Markt Schwaben, Germany. Rescue assistant Tobias Vorburg from Markt Schwaben, Germany, spent two weeks on the Mediterranean Sea in order to rescue refugees. This is how he fared and what he went through.
Certain dramatic scenes are well known from German news and print media. Those film and photo shots of very overcrowded rubber or wooden boats with refugees from Africa, somewhere in the Mediterranean Sea, between the African continent and the continent which the refugees consider something of a promised land, Europe. Tobias Vorburg often has seen these images on screen and in newspapers. And he decided not to passively accept that this year again thousands would lose their lives during their flight.
On 21 June, Vorburg stepped onto a plane to Malta. And on 24 July, he set off southwards, until he almost reached the 12-mile-zone off the Libyan coast. Somewhere between the capital Tripolis and the city of Sabrata. It is from this coastal strip that people smugglers send off the usually not sea-worthy and very overcrowded refugee boats towards the North. It is said that this year even more boats are leaving than in 2015.
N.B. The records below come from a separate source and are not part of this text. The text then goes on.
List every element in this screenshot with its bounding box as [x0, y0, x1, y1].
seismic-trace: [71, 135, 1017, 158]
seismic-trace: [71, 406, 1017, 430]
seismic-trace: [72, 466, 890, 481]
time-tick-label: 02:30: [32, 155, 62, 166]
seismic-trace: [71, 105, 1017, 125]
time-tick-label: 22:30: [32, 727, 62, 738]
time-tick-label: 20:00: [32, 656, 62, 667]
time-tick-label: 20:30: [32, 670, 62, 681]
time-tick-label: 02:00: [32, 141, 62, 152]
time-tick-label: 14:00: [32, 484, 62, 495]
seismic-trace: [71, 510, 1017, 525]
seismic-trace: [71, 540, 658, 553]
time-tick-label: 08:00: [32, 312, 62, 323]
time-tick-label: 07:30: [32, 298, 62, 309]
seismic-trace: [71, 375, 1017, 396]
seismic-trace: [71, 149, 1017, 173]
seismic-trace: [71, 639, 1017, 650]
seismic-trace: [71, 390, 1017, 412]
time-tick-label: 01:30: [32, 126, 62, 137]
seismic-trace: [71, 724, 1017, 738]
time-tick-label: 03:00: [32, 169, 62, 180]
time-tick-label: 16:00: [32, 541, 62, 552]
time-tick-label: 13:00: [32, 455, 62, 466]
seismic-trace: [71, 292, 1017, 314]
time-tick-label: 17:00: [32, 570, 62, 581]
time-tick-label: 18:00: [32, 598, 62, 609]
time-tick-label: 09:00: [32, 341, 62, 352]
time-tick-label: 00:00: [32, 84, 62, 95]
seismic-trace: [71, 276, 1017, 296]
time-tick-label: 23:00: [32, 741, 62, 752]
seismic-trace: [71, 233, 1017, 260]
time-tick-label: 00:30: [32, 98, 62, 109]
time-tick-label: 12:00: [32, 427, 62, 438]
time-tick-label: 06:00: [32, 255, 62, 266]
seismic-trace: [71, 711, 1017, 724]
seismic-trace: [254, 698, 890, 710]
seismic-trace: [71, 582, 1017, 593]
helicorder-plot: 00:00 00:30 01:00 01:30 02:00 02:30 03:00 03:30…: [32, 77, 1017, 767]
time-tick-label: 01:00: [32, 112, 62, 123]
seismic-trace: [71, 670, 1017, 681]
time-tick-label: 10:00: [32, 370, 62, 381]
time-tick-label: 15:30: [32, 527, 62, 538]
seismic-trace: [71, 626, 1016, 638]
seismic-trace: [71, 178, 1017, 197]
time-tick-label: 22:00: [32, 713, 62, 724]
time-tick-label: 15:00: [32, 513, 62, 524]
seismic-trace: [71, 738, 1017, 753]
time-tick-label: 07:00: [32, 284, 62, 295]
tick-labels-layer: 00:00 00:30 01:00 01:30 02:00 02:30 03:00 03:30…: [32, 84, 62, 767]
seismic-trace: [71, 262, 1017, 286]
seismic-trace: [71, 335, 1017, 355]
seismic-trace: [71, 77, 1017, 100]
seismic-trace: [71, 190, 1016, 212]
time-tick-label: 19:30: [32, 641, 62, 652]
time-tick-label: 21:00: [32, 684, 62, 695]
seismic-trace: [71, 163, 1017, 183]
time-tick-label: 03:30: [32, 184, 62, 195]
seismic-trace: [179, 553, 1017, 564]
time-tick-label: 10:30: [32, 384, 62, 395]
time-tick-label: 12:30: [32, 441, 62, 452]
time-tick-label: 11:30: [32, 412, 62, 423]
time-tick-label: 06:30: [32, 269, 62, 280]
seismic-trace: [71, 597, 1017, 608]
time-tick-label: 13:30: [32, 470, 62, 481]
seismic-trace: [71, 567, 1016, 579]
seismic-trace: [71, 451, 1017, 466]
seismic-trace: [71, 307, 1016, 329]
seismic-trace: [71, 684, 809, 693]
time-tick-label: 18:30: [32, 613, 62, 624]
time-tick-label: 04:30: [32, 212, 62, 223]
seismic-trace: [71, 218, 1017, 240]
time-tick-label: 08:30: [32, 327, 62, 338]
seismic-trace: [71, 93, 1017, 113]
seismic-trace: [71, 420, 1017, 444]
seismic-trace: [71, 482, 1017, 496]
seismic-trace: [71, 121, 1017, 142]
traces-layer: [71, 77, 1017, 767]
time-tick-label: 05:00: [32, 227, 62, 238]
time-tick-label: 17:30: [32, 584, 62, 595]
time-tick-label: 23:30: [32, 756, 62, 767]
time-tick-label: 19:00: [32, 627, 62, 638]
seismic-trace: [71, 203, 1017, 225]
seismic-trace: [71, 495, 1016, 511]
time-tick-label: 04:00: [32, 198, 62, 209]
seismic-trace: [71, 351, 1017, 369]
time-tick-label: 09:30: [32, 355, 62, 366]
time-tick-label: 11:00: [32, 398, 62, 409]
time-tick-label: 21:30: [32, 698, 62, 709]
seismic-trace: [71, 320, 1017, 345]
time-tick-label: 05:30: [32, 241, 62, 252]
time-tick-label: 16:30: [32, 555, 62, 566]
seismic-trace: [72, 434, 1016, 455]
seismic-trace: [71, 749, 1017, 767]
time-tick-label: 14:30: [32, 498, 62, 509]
Vorburg had applied to work as a volunteer on the “Sea-Eye”. A trained rescue assistant, he wanted to contribute through his medical skills to the organisation’s efforts to save as many refugees as possible from certain death. He did not have to wait long. He got to see plenty of refugee boats during the days of his voluntary service. The preceding crew had had to deal with winds blowing from the North. That meant that boats leaving Libya had a hard time moving against the wind and often did not manage to leave the 12-mile-zone. “A lot of boats had accumulated”, says the young father of a 3-year-old daughter. And indeed: already during the first day, the Sea-Eye got into contact with nine boats, with about 700 to 750 Africans from Togo, Senegal, Nigeria, Gambia and Ethiopia. “All ages, from babies to adults,” Vorburg explains.
The 26-year-old tells of encounters at sea which seemed almost surreal to him. In the Sea-Eye’s dinghy the rescuers approached boats that sometimes were already damaged, in order to provide life vests and water. And to inform on when and where a larger rescue ship would approach. The Sea-Eye is a refurbished fishing cutter and not suitable for taking refugees on board; it is only able to secure the boats and provide first aid in emergencies. The ships that took the refugees on board were mainly Italian navy ships, Vorburg explains. Most boat refugees are affected by dehydration, hypothermia or overheating. Often there are burns and acid burns due to contact with petrol, urine and sea water. The photo shots taken from the Sea-Eye seemed to him like scenes from a war, he says. The navy destroys the empty boats immediately by burning them. Fishing cutters are watching from the distance. Probably occupied by the people smugglers on whom Europe has declared war.
Vorburg does not even wish to accuse the people smugglers too harshly. He says that they offer the refugees the only way to reach the desired land, Europe.
Many refugees already look back on unimaginable horrors during their crossing of the Sahara, which has long since turned into a mass grave. Or prison and torture in Libya. He summarizes: “Those who arrive here have gone through an incredible odyssey, which no one here can imagine.” And when they are here, the odyssey is not over. Mass accommodations and endless bureaucracy have to be faced.
Vorburg, who is active in the ‘Markt Schwaben Active Circle for Refugees’ and is a district councillor of the Green Party, clearly states after his experiences in the Mediterranean Sea, “I want to do everything to give these people the feeling that they have arrived.”
Vorburg himself was bid a nice welcome last weekend at Munich airport. To his great surprise, ‘his’ group of asylum seekers had come from Markt Schwaben to celebrate Tobias, their hero. And to call him a hero is hardly exaggerated. During the two weeks he spent between Malta and Libya, Tobia Vorburg participated in the rescue of about 1,050 people.